Non solo ori, argenti e bronzi: ai Giochi di Tokyo 2021 l’Italia ha collezionato anche una “figuraccia olimpica”. In questi primi giorni di Olimpiade la spedizione italiana si è beccata una censura formale dal Cio, per un caso imbarazzante che ha coinvolto loro malgrado proprio i due portabandiera, Jessica Rossi ed Elia Viviani. Colpa di qualche “imprudenzagiornalistica, tanto grave da configurare una violazione della carta olimpica. Della carta olimpica in Italia si è parlato tanto per l’articolo 26 sull’autonomia del Coni che la riforma dello sport avrebbe violato (almeno, così sostenevano Malagò e i suoi amici del Cio), tanto da costringere il governo a fare un passo indietro e svuotarla con il cosiddetto “decreto Salva-Coni.

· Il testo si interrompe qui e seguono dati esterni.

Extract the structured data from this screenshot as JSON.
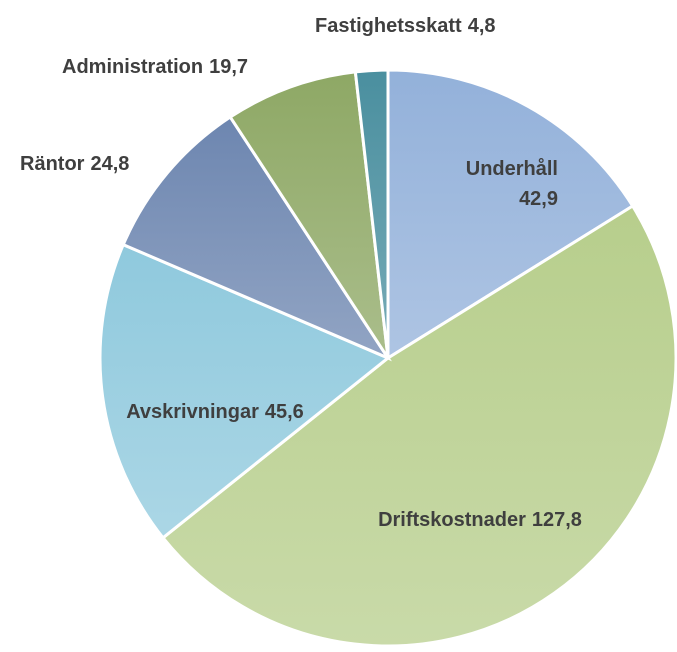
{
  "chart_data": {
    "type": "pie",
    "categories": [
      "Underhåll",
      "Driftskostnader",
      "Avskrivningar",
      "Räntor",
      "Administration",
      "Fastighetsskatt"
    ],
    "values": [
      42.9,
      127.8,
      45.6,
      24.8,
      19.7,
      4.8
    ],
    "value_labels": [
      "42,9",
      "127,8",
      "45,6",
      "24,8",
      "19,7",
      "4,8"
    ],
    "colors": [
      "#93b1da",
      "#b7ce8c",
      "#8fc9dd",
      "#6d86b0",
      "#8ea865",
      "#4a8f9f"
    ]
  }
}
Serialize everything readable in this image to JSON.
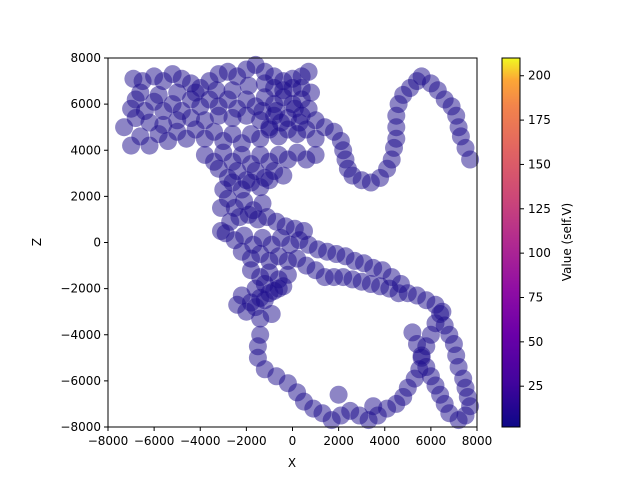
{
  "chart_data": {
    "type": "scatter",
    "title": "",
    "xlabel": "X",
    "ylabel": "Z",
    "xlim": [
      -8000,
      8000
    ],
    "ylim": [
      -8000,
      8000
    ],
    "xticks": [
      "−8000",
      "−6000",
      "−4000",
      "−2000",
      "0",
      "2000",
      "4000",
      "6000",
      "8000"
    ],
    "yticks": [
      "−8000",
      "−6000",
      "−4000",
      "−2000",
      "0",
      "2000",
      "4000",
      "6000",
      "8000"
    ],
    "grid": false,
    "marker_color": "#1c0c8c",
    "marker_alpha": 0.5,
    "colorbar": {
      "label": "Value (self.V)",
      "range": [
        2,
        210
      ],
      "ticks": [
        "25",
        "50",
        "75",
        "100",
        "125",
        "150",
        "175",
        "200"
      ],
      "colormap": "plasma"
    },
    "points": [
      [
        -6600,
        6500
      ],
      [
        -6900,
        7100
      ],
      [
        -6500,
        7000
      ],
      [
        -6000,
        7200
      ],
      [
        -5600,
        7000
      ],
      [
        -5200,
        7300
      ],
      [
        -4800,
        7100
      ],
      [
        -4400,
        6900
      ],
      [
        -4000,
        6700
      ],
      [
        -3600,
        7000
      ],
      [
        -3200,
        7300
      ],
      [
        -2800,
        7400
      ],
      [
        -2400,
        7200
      ],
      [
        -2000,
        7500
      ],
      [
        -1600,
        7700
      ],
      [
        -1200,
        7400
      ],
      [
        -800,
        7200
      ],
      [
        -400,
        7000
      ],
      [
        0,
        7100
      ],
      [
        400,
        7200
      ],
      [
        700,
        7400
      ],
      [
        -7300,
        5000
      ],
      [
        -7000,
        5800
      ],
      [
        -6800,
        6200
      ],
      [
        -6400,
        5700
      ],
      [
        -6000,
        6100
      ],
      [
        -5600,
        5700
      ],
      [
        -5200,
        6000
      ],
      [
        -4800,
        5700
      ],
      [
        -4400,
        6200
      ],
      [
        -4000,
        5900
      ],
      [
        -3600,
        6200
      ],
      [
        -3200,
        5900
      ],
      [
        -2800,
        6200
      ],
      [
        -2400,
        5800
      ],
      [
        -2000,
        6200
      ],
      [
        -1600,
        5900
      ],
      [
        -1200,
        6300
      ],
      [
        -800,
        6000
      ],
      [
        -400,
        6300
      ],
      [
        0,
        6000
      ],
      [
        400,
        6200
      ],
      [
        -7000,
        4200
      ],
      [
        -6600,
        4600
      ],
      [
        -6200,
        4200
      ],
      [
        -5800,
        4700
      ],
      [
        -5400,
        4400
      ],
      [
        -5000,
        4800
      ],
      [
        -4600,
        4500
      ],
      [
        -4200,
        4900
      ],
      [
        -3800,
        4500
      ],
      [
        -3400,
        4800
      ],
      [
        -3000,
        4400
      ],
      [
        -2600,
        4700
      ],
      [
        -2200,
        4300
      ],
      [
        -1800,
        4700
      ],
      [
        -1400,
        4500
      ],
      [
        -1000,
        4900
      ],
      [
        -600,
        4600
      ],
      [
        -200,
        4900
      ],
      [
        200,
        4700
      ],
      [
        600,
        4900
      ],
      [
        1000,
        4500
      ],
      [
        1400,
        5000
      ],
      [
        1800,
        4800
      ],
      [
        2100,
        4400
      ],
      [
        -6800,
        5400
      ],
      [
        -6200,
        5200
      ],
      [
        -5600,
        5100
      ],
      [
        -5000,
        5300
      ],
      [
        -4400,
        5400
      ],
      [
        -3800,
        5300
      ],
      [
        -3200,
        5500
      ],
      [
        -2600,
        5400
      ],
      [
        -2000,
        5500
      ],
      [
        -1400,
        5300
      ],
      [
        -800,
        5500
      ],
      [
        -200,
        5400
      ],
      [
        400,
        5500
      ],
      [
        1000,
        5300
      ],
      [
        -3800,
        3800
      ],
      [
        -3400,
        3500
      ],
      [
        -3000,
        3900
      ],
      [
        -2600,
        3500
      ],
      [
        -2200,
        3800
      ],
      [
        -1800,
        3400
      ],
      [
        -1400,
        3800
      ],
      [
        -1000,
        3500
      ],
      [
        -600,
        3800
      ],
      [
        -200,
        3600
      ],
      [
        200,
        3900
      ],
      [
        600,
        3600
      ],
      [
        1000,
        3800
      ],
      [
        -3200,
        3200
      ],
      [
        -2800,
        2800
      ],
      [
        -2400,
        3100
      ],
      [
        -2000,
        2700
      ],
      [
        -1600,
        3100
      ],
      [
        -1200,
        2800
      ],
      [
        -800,
        3100
      ],
      [
        -400,
        2900
      ],
      [
        -3000,
        2300
      ],
      [
        -2600,
        2600
      ],
      [
        -2200,
        2300
      ],
      [
        -1800,
        2600
      ],
      [
        -1400,
        2400
      ],
      [
        -1000,
        2700
      ],
      [
        -3100,
        1500
      ],
      [
        -2800,
        1900
      ],
      [
        -2500,
        1500
      ],
      [
        -2100,
        1800
      ],
      [
        -1700,
        1400
      ],
      [
        -1300,
        1700
      ],
      [
        -3100,
        500
      ],
      [
        -2700,
        900
      ],
      [
        -2300,
        1100
      ],
      [
        -1900,
        1200
      ],
      [
        -1500,
        1000
      ],
      [
        -1100,
        1100
      ],
      [
        -700,
        900
      ],
      [
        -300,
        700
      ],
      [
        100,
        600
      ],
      [
        500,
        500
      ],
      [
        -2900,
        400
      ],
      [
        -2500,
        100
      ],
      [
        -2100,
        300
      ],
      [
        -1700,
        -100
      ],
      [
        -1300,
        200
      ],
      [
        -900,
        -100
      ],
      [
        -500,
        200
      ],
      [
        -100,
        -100
      ],
      [
        300,
        100
      ],
      [
        700,
        -100
      ],
      [
        1100,
        -300
      ],
      [
        1500,
        -400
      ],
      [
        1900,
        -500
      ],
      [
        2300,
        -600
      ],
      [
        2700,
        -800
      ],
      [
        3100,
        -900
      ],
      [
        3500,
        -1100
      ],
      [
        3900,
        -1200
      ],
      [
        4300,
        -1500
      ],
      [
        4700,
        -1800
      ],
      [
        -2200,
        -400
      ],
      [
        -1800,
        -700
      ],
      [
        -1400,
        -500
      ],
      [
        -1000,
        -800
      ],
      [
        -600,
        -600
      ],
      [
        -200,
        -800
      ],
      [
        200,
        -700
      ],
      [
        600,
        -1000
      ],
      [
        1000,
        -1200
      ],
      [
        1400,
        -1500
      ],
      [
        1800,
        -1500
      ],
      [
        2200,
        -1500
      ],
      [
        2600,
        -1600
      ],
      [
        3000,
        -1700
      ],
      [
        3400,
        -1800
      ],
      [
        3800,
        -1900
      ],
      [
        4200,
        -2000
      ],
      [
        4600,
        -2200
      ],
      [
        5000,
        -2200
      ],
      [
        5400,
        -2300
      ],
      [
        5800,
        -2500
      ],
      [
        6200,
        -2700
      ],
      [
        6500,
        -3000
      ],
      [
        -1800,
        -1200
      ],
      [
        -1400,
        -1500
      ],
      [
        -1000,
        -1300
      ],
      [
        -600,
        -1600
      ],
      [
        -200,
        -1400
      ],
      [
        -1600,
        -2000
      ],
      [
        -1200,
        -1800
      ],
      [
        -800,
        -2100
      ],
      [
        -400,
        -1900
      ],
      [
        -2200,
        -2300
      ],
      [
        -1800,
        -2600
      ],
      [
        -1400,
        -2400
      ],
      [
        -1000,
        -2200
      ],
      [
        -600,
        -2000
      ],
      [
        -2400,
        -2700
      ],
      [
        -2000,
        -3000
      ],
      [
        -1600,
        -2800
      ],
      [
        -1200,
        -2500
      ],
      [
        -1400,
        -3300
      ],
      [
        -900,
        -3100
      ],
      [
        -1400,
        -4000
      ],
      [
        -1500,
        -4500
      ],
      [
        -1500,
        -5000
      ],
      [
        -1200,
        -5500
      ],
      [
        -700,
        -5800
      ],
      [
        -200,
        -6100
      ],
      [
        200,
        -6500
      ],
      [
        500,
        -6900
      ],
      [
        900,
        -7200
      ],
      [
        1300,
        -7400
      ],
      [
        1700,
        -7700
      ],
      [
        2100,
        -7500
      ],
      [
        2500,
        -7300
      ],
      [
        2900,
        -7500
      ],
      [
        3300,
        -7700
      ],
      [
        3700,
        -7500
      ],
      [
        4100,
        -7200
      ],
      [
        4500,
        -7000
      ],
      [
        4800,
        -6700
      ],
      [
        5000,
        -6300
      ],
      [
        5300,
        -5900
      ],
      [
        5500,
        -5500
      ],
      [
        5600,
        -5000
      ],
      [
        5800,
        -4500
      ],
      [
        6000,
        -4000
      ],
      [
        6200,
        -3500
      ],
      [
        6400,
        -3100
      ],
      [
        6600,
        -3600
      ],
      [
        6800,
        -4000
      ],
      [
        7000,
        -4400
      ],
      [
        7100,
        -4900
      ],
      [
        7200,
        -5400
      ],
      [
        7400,
        -5900
      ],
      [
        7500,
        -6300
      ],
      [
        7600,
        -6700
      ],
      [
        7700,
        -7100
      ],
      [
        7500,
        -7500
      ],
      [
        7200,
        -7700
      ],
      [
        6800,
        -7400
      ],
      [
        6600,
        -7000
      ],
      [
        6400,
        -6600
      ],
      [
        6200,
        -6200
      ],
      [
        6000,
        -5800
      ],
      [
        5800,
        -5400
      ],
      [
        5600,
        -4900
      ],
      [
        5400,
        -4400
      ],
      [
        5200,
        -3900
      ],
      [
        2000,
        -6600
      ],
      [
        3500,
        -7100
      ],
      [
        2200,
        4000
      ],
      [
        2300,
        3600
      ],
      [
        2400,
        3200
      ],
      [
        2600,
        2900
      ],
      [
        3000,
        2700
      ],
      [
        3400,
        2600
      ],
      [
        3800,
        2800
      ],
      [
        4100,
        3200
      ],
      [
        4300,
        3600
      ],
      [
        4400,
        4100
      ],
      [
        4500,
        4500
      ],
      [
        4500,
        5000
      ],
      [
        4500,
        5500
      ],
      [
        4600,
        6000
      ],
      [
        4800,
        6400
      ],
      [
        5100,
        6700
      ],
      [
        5400,
        7000
      ],
      [
        5600,
        7200
      ],
      [
        6000,
        6900
      ],
      [
        6300,
        6600
      ],
      [
        6600,
        6200
      ],
      [
        6900,
        5900
      ],
      [
        7100,
        5500
      ],
      [
        7200,
        5000
      ],
      [
        7300,
        4600
      ],
      [
        7500,
        4100
      ],
      [
        7700,
        3600
      ],
      [
        -800,
        6700
      ],
      [
        -400,
        6600
      ],
      [
        0,
        6700
      ],
      [
        400,
        6700
      ],
      [
        800,
        6500
      ],
      [
        -1200,
        6900
      ],
      [
        -1900,
        6800
      ],
      [
        -2600,
        6600
      ],
      [
        -3300,
        6600
      ],
      [
        -4200,
        6500
      ],
      [
        -5000,
        6500
      ],
      [
        -5800,
        6400
      ],
      [
        -1000,
        5000
      ],
      [
        -500,
        5200
      ],
      [
        300,
        5200
      ],
      [
        -1300,
        5700
      ],
      [
        -700,
        5700
      ],
      [
        100,
        5800
      ],
      [
        700,
        5800
      ]
    ]
  }
}
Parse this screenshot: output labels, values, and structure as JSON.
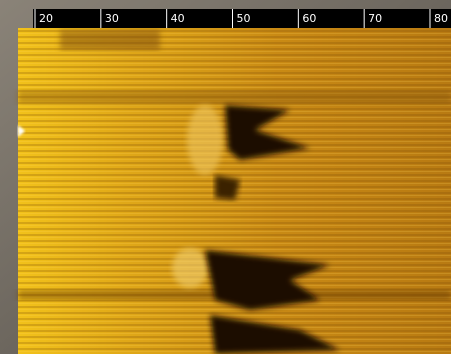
{
  "scale": {
    "ticks": [
      20,
      30,
      40,
      50,
      60,
      70,
      80
    ]
  }
}
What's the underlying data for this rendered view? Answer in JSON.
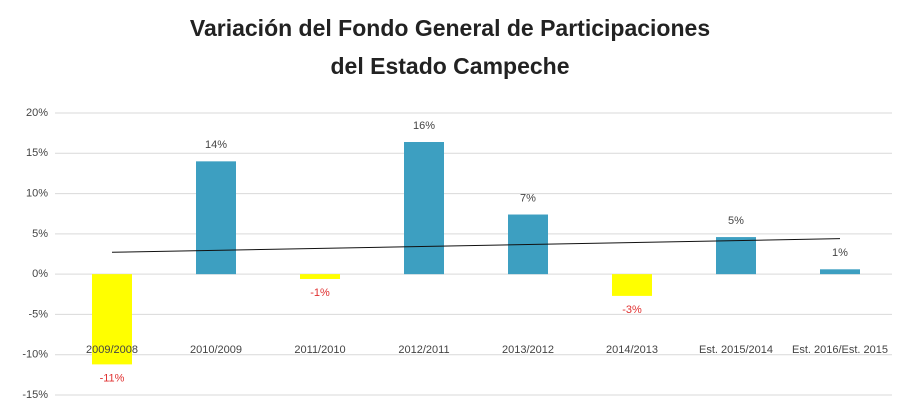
{
  "chart_data": {
    "type": "bar",
    "title": "Variación del Fondo General de Participaciones",
    "subtitle": "del Estado  Campeche",
    "categories": [
      "2009/2008",
      "2010/2009",
      "2011/2010",
      "2012/2011",
      "2013/2012",
      "2014/2013",
      "Est. 2015/2014",
      "Est. 2016/Est. 2015"
    ],
    "values": [
      -11.2,
      14,
      -0.6,
      16.4,
      7.4,
      -2.7,
      4.6,
      0.6
    ],
    "value_labels": [
      "-11%",
      "14%",
      "-1%",
      "16%",
      "7%",
      "-3%",
      "5%",
      "1%"
    ],
    "color": "#3d9fc1",
    "negative_color": "#ffff00",
    "ylim": [
      -15,
      20
    ],
    "yticks": [
      {
        "value": -15,
        "label": "-15%"
      },
      {
        "value": -10,
        "label": "-10%"
      },
      {
        "value": -5,
        "label": "-5%"
      },
      {
        "value": 0,
        "label": "0%"
      },
      {
        "value": 5,
        "label": "5%"
      },
      {
        "value": 10,
        "label": "10%"
      },
      {
        "value": 15,
        "label": "15%"
      },
      {
        "value": 20,
        "label": "20%"
      }
    ],
    "grid": true,
    "trendline": "linear"
  }
}
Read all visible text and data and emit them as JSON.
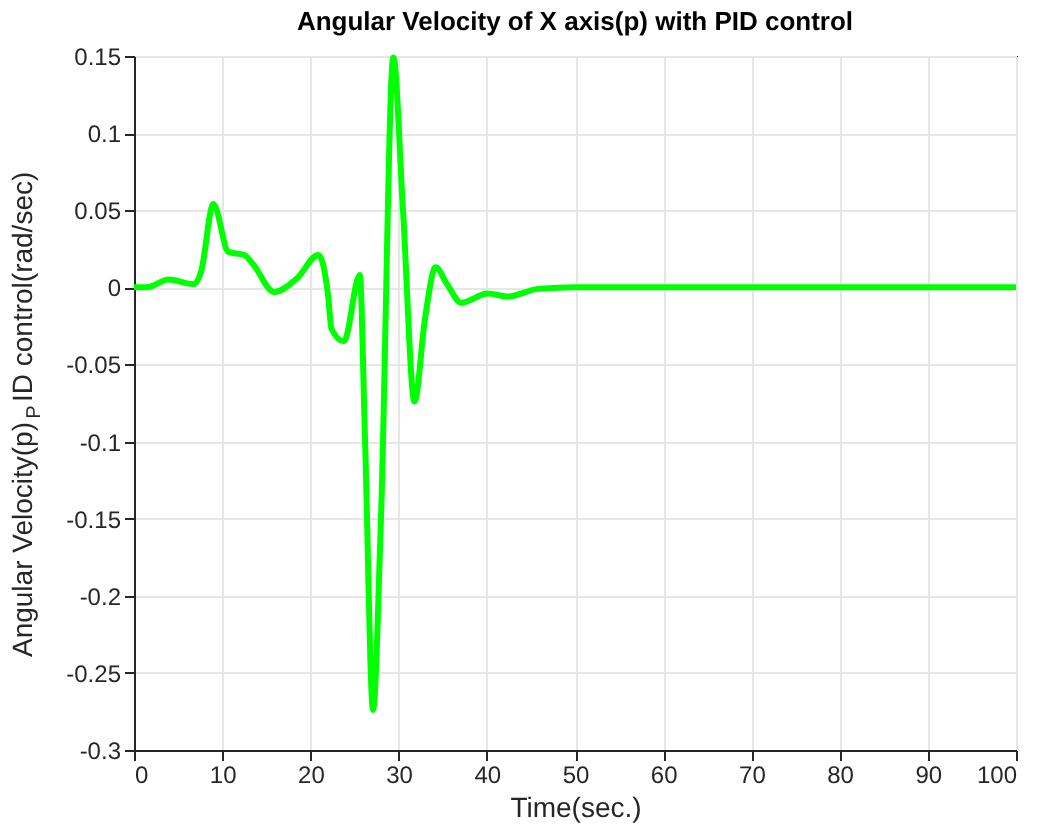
{
  "chart_data": {
    "type": "line",
    "title": "Angular Velocity of X axis(p) with PID control",
    "xlabel": "Time(sec.)",
    "ylabel": "Angular Velocity(p)$_{P}$ID control(rad/sec)",
    "series": [
      {
        "color": "#00ff00",
        "x": [
          0,
          1.5,
          3.9,
          6.8,
          7.6,
          9.0,
          10.7,
          12.5,
          13.5,
          15.9,
          18.5,
          20.9,
          22.0,
          22.4,
          23.8,
          25.6,
          26.2,
          27.1,
          28.0,
          29.4,
          30.5,
          31.8,
          33.0,
          34.2,
          35.5,
          37.1,
          40.1,
          42.4,
          45.8,
          50,
          60,
          80,
          100
        ],
        "values": [
          0,
          0,
          0.005,
          0.002,
          0.01,
          0.054,
          0.023,
          0.021,
          0.015,
          -0.003,
          0.006,
          0.021,
          -0.005,
          -0.027,
          -0.035,
          0.008,
          -0.1,
          -0.274,
          -0.15,
          0.149,
          0.05,
          -0.074,
          -0.02,
          0.013,
          0.002,
          -0.01,
          -0.004,
          -0.006,
          -0.001,
          0,
          0,
          0,
          0
        ]
      }
    ],
    "xlim": [
      0,
      100
    ],
    "xticks": [
      0,
      10,
      20,
      30,
      40,
      50,
      60,
      70,
      80,
      90,
      100
    ],
    "ylim": [
      -0.3,
      0.15
    ],
    "yticks": [
      -0.3,
      -0.25,
      -0.2,
      -0.15,
      -0.1,
      -0.05,
      0,
      0.05,
      0.1,
      0.15
    ],
    "grid": true,
    "line_style": "solid",
    "marker": "none"
  }
}
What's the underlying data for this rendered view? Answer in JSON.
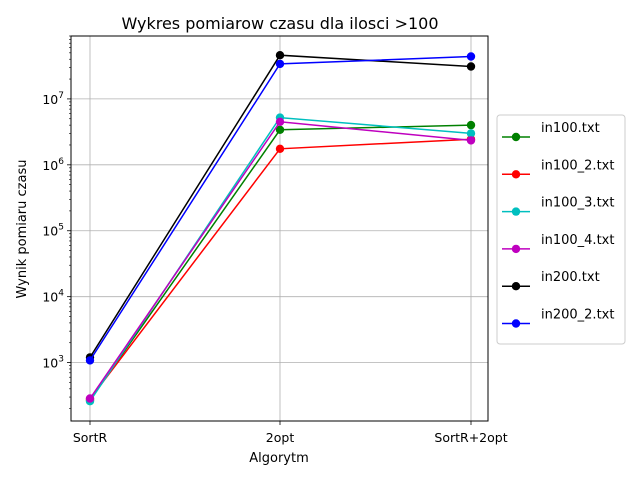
{
  "chart_data": {
    "type": "line",
    "title": "Wykres pomiarow czasu dla ilosci >100",
    "xlabel": "Algorytm",
    "ylabel": "Wynik pomiaru czasu",
    "yscale": "log",
    "ylim": [
      130,
      90000000
    ],
    "grid": true,
    "legend_position": "right",
    "categories": [
      "SortR",
      "2opt",
      "SortR+2opt"
    ],
    "yticks": [
      {
        "value": 1000,
        "base": "10",
        "exp": "3"
      },
      {
        "value": 10000,
        "base": "10",
        "exp": "4"
      },
      {
        "value": 100000,
        "base": "10",
        "exp": "5"
      },
      {
        "value": 1000000,
        "base": "10",
        "exp": "6"
      },
      {
        "value": 10000000,
        "base": "10",
        "exp": "7"
      }
    ],
    "series": [
      {
        "name": "in100.txt",
        "color": "#008000",
        "values": [
          270,
          3400000,
          4000000
        ]
      },
      {
        "name": "in100_2.txt",
        "color": "#ff0000",
        "values": [
          280,
          1750000,
          2450000
        ]
      },
      {
        "name": "in100_3.txt",
        "color": "#00bfbf",
        "values": [
          260,
          5200000,
          3000000
        ]
      },
      {
        "name": "in100_4.txt",
        "color": "#bf00bf",
        "values": [
          285,
          4500000,
          2350000
        ]
      },
      {
        "name": "in200.txt",
        "color": "#000000",
        "values": [
          1200,
          46000000,
          31000000
        ]
      },
      {
        "name": "in200_2.txt",
        "color": "#0000ff",
        "values": [
          1080,
          34000000,
          44000000
        ]
      }
    ]
  }
}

Ma il documento è lungo, comprende tanti altri articoli, compreso il n.48 in cui è incappata la spedizione italiana a Tokyo. È quello che regola la copertura mediatica dell’evento e recita: “Soltanto le persone accreditate come giornalisti possono svolgere attività giornalistica. In nessun’altra circostanza atleti, allenatori o altri partecipanti della squadra possono svolgere attività giornalistica”. Sembra un’ovvietà, invece l’Italia è riuscita violarla per ben quattro volte in poche ore. Tanto da portare il Cio, che la carta la prende terribilmente sul serio, a intervenire e richiamare il Coni.

Negli ultimi giorni sono apparsi su quotidiani italiani dei contributi firmati direttamente da alcuni protagonisti azzurri. Una lettera del ct del ciclismo Davide Cassani su Il Giornale, una testimonianza dell’allenatore di scherma Sandro Cuomo su La Gazzetta dello Sport, e poi sempre sulle pagine della rosea il racconto della cerimonia di apertura in prima persona da parte dei portabandiera Jessica Rossi ed Elia Viviani. Un bel colpo per i giornali che li hanno ospitati, che potevano fregiarsi di un contributo originale delle stelle azzurre. Se solo le regole lo avessero permesso. E, soprattutto, se fossero stati autentici.

La vicenda era già di per sé imbarazzante ma, caso nel caso, dopo il richiamo formale del Cio sono emersi i dubbi sulla paternità di alcuni degli scritti. Nulla da dire sui due tecnici. Cassani è noto per avere un filo diretto con gli appassionati, ha sempre raccontato in prima persona le sue esperienze da ct (in virtù anche dei suoi precedenti da commentatore), solo doveva ricordarsi di non farlo alle Olimpiadi. Un peccato di ingenuità, come quello del ct Cuomo della scherma. In seguito alle verifiche, invece, è venuto fuori che i due atleti non avevano firmato nulla. Le loro parole, effettivamente rilasciate dopo la cerimonia, sono state impacchettate e pubblicate su La Gazzetta a loro firma, come fosse un contenuto originale (e la cosa è ben diversa, soprattutto per il Cio). Da chi e perché esattamente non si sa, pare non per iniziativa degli inviati in Giappone, che si erano limitati a fare il loro lavoro di cronisti. Sta di fatto che la circostanza ha suscitato un polverone (e non è nemmeno la prima volta, c’era stato un precedente ai Giochi invernali di Pyongchang, con un altro quotidiano di primo piano).

Il Cio se l’è presa col Coni, visto che il Comitato olimpico è l’unico interlocutore dei vertici mondiali e risponde di tutto ciò che riguarda la spedizione italiana. Il Coni ha chiesto conto spiegazioni formali ai diretti interessati, col rischio di stracciare gli accrediti. Persino gli atleti, che per violazioni del genere sono passibili di sanzioni fino addirittura all’esclusione, sono furiosi (in particolare Jessica Rossi, che ora non vuole più parlare ai giornalisti). E La Gazzetta alla fine è stata costretta a scusarsi, e anche a pubblicare una auto-smentita per rimediare alla gaffe: “Abbiamo riportato esattamente le loro parole, raccolte dai nostri inviati ai Giochi di Tokyo, ma non hanno effettivamente scritto loro”. Il caso è chiuso, la figuraccia olimpica pure.